3. If you have beneficiaries, make sure they are protected. Add “Life With Cash Refund” or Life With Installment Refund” to the contract. This will protect the money from disappearing.
4. Consider the longevity in your family. If people in your family live far beyond life expectancy, a SPIA would be a great fit. If your health is not excellent, make sure to use tip #3 and protect your beneficiaries.
5. If you don’t need income to start right away, look into longevity annuities (DIAs). They are similar to SPIAs, but the income begins after one year.
6. Ask your insurance agent which filters they have placed when running a quote for you. They might exclude certain companies from showing up on the list. Some agents only show you the products they are licensed to sell.

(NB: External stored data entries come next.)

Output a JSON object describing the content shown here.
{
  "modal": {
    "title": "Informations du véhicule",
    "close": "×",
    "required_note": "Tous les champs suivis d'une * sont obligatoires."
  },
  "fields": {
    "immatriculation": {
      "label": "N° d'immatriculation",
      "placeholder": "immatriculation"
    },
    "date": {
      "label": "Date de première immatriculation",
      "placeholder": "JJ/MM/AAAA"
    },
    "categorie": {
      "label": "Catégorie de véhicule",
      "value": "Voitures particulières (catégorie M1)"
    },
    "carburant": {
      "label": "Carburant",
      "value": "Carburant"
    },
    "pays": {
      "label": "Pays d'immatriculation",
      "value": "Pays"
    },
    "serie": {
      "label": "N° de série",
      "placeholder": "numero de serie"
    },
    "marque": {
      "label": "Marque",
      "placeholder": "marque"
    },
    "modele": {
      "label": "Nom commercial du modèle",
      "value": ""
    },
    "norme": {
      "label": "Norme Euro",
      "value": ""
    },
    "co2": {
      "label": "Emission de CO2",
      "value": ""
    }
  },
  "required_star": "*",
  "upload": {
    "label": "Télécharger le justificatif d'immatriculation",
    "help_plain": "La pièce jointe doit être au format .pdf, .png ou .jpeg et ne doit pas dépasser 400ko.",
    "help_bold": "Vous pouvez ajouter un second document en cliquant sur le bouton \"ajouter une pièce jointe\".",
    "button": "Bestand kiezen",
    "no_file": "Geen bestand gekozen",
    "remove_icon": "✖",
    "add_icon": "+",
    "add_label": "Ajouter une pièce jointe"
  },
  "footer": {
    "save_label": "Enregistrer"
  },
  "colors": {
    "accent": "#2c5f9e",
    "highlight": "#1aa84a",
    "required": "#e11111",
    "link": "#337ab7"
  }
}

7. Because the income comes in over decades, carefully consider your insurance company. Look for top-rated insurance companies that will stand the test of time.
8. Adding a cost of living adjustment to an SPIA reduces the guaranteed income amount. If you expect to live beyond life expectancy, the rider makes sense.
9. The older you are, the higher the payments will be. The younger you are, the lower the payments will be.
10. If you need income now, the SPIA usually beats all contractually guaranteed options.
Immediate Annuity Commissions
The commissions agents receive on SPIAs range from 1-3%. SPIAs and fixed annuities pay the lowest commissions.
Index annuities and variable annuities pay the highest commissions, normally double- or triple-fixed annuities and SPIAs.